Film franco-italo-germano-russe de Pietro Marcello (2022), avec Raphaël Thiéry, Juliette Jouan, Louis Garrel, Noémie Lvovsky, Yolande Moreau, Ernst Umhauer, François Négret, Natascha Wiese, Bernard Blancan… 1h40. Sortie le 11 janvier 2023.
Raphaël Thiéry et Juliette Jouan
Un soldat de retour du front de la Grande Guerre se retrouve confronté à une fille qu’il va devoir élever en solitaire et pour laquelle il va se sacrifier. Un sujet inspiré des “Voiles écarlates” du romancier russe pacifiste Alexandre Grin que le réalisateur italien Pietro Marcello transpose dans le Nord de la France pendant l’Entre-Deux-Guerres. Un métissage culturel qui produit un résultat passionnant sur le mode assumé du mélodrame, avec ces archétypes traditionnels que représentent un père célibataire, une jeune femme superstitieuse et un séduisant aviateur. Le réalisateur de Martin Eden témoigne d’un sens du lyrisme hors du commun et rassemble pour le servir trois comédiens résolument atypiques : Raphaël Thiéry dont le physique massif sert son personnage de taiseux, colosse aux pieds d’argile qui n'est pas sans évoquer la personnalité de Jean Valjean, Juliette Jouan dont cette fille prodigue est le premier rôle au cinéma et Louis Garrel en prince charmant tombé du ciel à la manière d’un ange déchu.
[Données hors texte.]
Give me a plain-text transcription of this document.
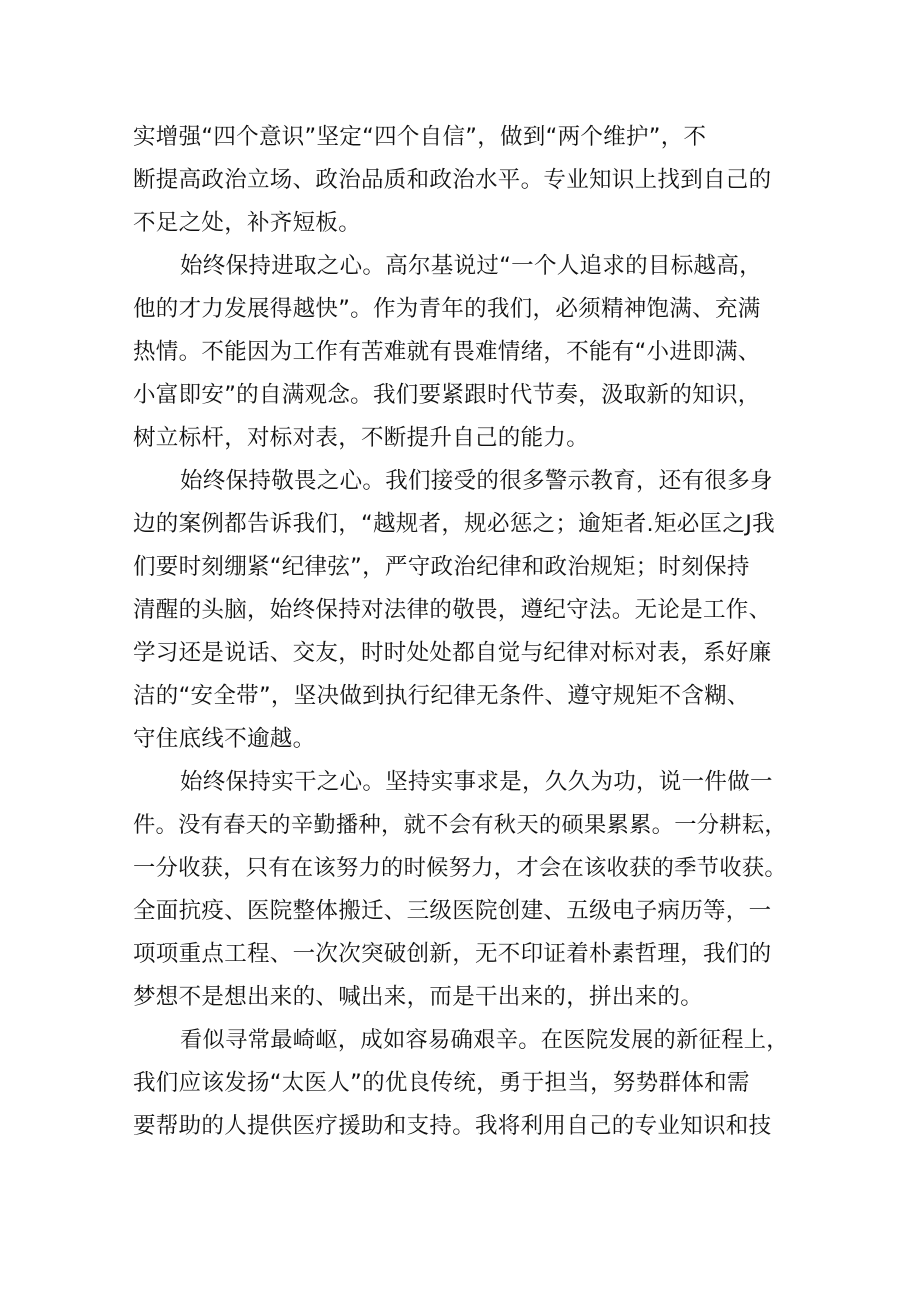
实增强“四个意识”坚定“四个自信”，做到“两个维护”，不
断提高政治立场、政治品质和政治水平。专业知识上找到自己的
不足之处，补齐短板。
始终保持进取之心。高尔基说过“一个人追求的目标越高，
他的才力发展得越快”。作为青年的我们，必须精神饱满、充满
热情。不能因为工作有苦难就有畏难情绪，不能有“小进即满、
小富即安”的自满观念。我们要紧跟时代节奏，汲取新的知识，
树立标杆，对标对表，不断提升自己的能力。
始终保持敬畏之心。我们接受的很多警示教育，还有很多身
边的案例都告诉我们，“越规者，规必惩之；逾矩者.矩必匡之J我
们要时刻绷紧“纪律弦”，严守政治纪律和政治规矩；时刻保持
清醒的头脑，始终保持对法律的敬畏，遵纪守法。无论是工作、
学习还是说话、交友，时时处处都自觉与纪律对标对表，系好廉
洁的“安全带”，坚决做到执行纪律无条件、遵守规矩不含糊、
守住底线不逾越。
始终保持实干之心。坚持实事求是，久久为功，说一件做一
件。没有春天的辛勤播种，就不会有秋天的硕果累累。一分耕耘，
一分收获，只有在该努力的时候努力，才会在该收获的季节收获。
全面抗疫、医院整体搬迁、三级医院创建、五级电子病历等，一
项项重点工程、一次次突破创新，无不印证着朴素哲理，我们的
梦想不是想出来的、喊出来，而是干出来的，拼出来的。
看似寻常最崎岖，成如容易确艰辛。在医院发展的新征程上，
我们应该发扬“太医人”的优良传统，勇于担当，努势群体和需
要帮助的人提供医疗援助和支持。我将利用自己的专业知识和技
Un casting aussi séduisant qu’anticonformiste qui confère un précieux supplément d’âme à ces protagonistes en proie à une époque aussi indécise que troublée où les vivants devaient survivre avec le souvenir de leurs chers disparus, mais aussi les gueules cassées, les ailes brisées et les tuberculeux. Comme des spectres miraculés titubant parmi des hordes de fantômes.
Raphaël Thiéry
L’envol séduit d’abord par son refus des modes. Pour passer incessamment de la fiction au documentaire, Pietro Marcello a appris à se méfier des artifices et du clinquant. Il possède par ailleurs une fibre sociale profonde qui s’exprime ici par l’attention particulière qu’il accorde à ses personnages, sans jamais céder à la tentation qui consisterait à les réduire à des stéréotypes désincarnés. Il émane de cette étude de mœurs provinciale une émotion contenue qui passe par une observation attentive du quotidien et une description très réaliste de la rancune sourde qui pouvait polluer une terre gorgée du sang des guerriers où une rancune sourde creusait un fossé d’incompréhension entre les survivants du carnage et “ceux de l’arrière”. C’est toute la noblesse de ce film élégant et solennel de restituer avec justesse l’état d’esprit qui régnait à l’époque, avec les nouvelles désillusions semées par la crise de 29, loin des Années Folles éphémères dont avaient pu jouir en toute inconscience les habitants des grandes villes dans une insouciance égoïste. Ce cinéma-là a la capacité, sinon de changer le monde, au moins de le montrer tel qu’ont pu le connaître ses contemporains. Avec ses mentalités, ses utopies et une fibre sociale qui possédait encore un sens véritable. C’est tout à l’honneur de son incorrigible idéaliste de metteur en scène, humaniste et universaliste dans l’âme, qui, éloigné de sa zone de confort géographique, professe des illusions universelles avec une rare générosité.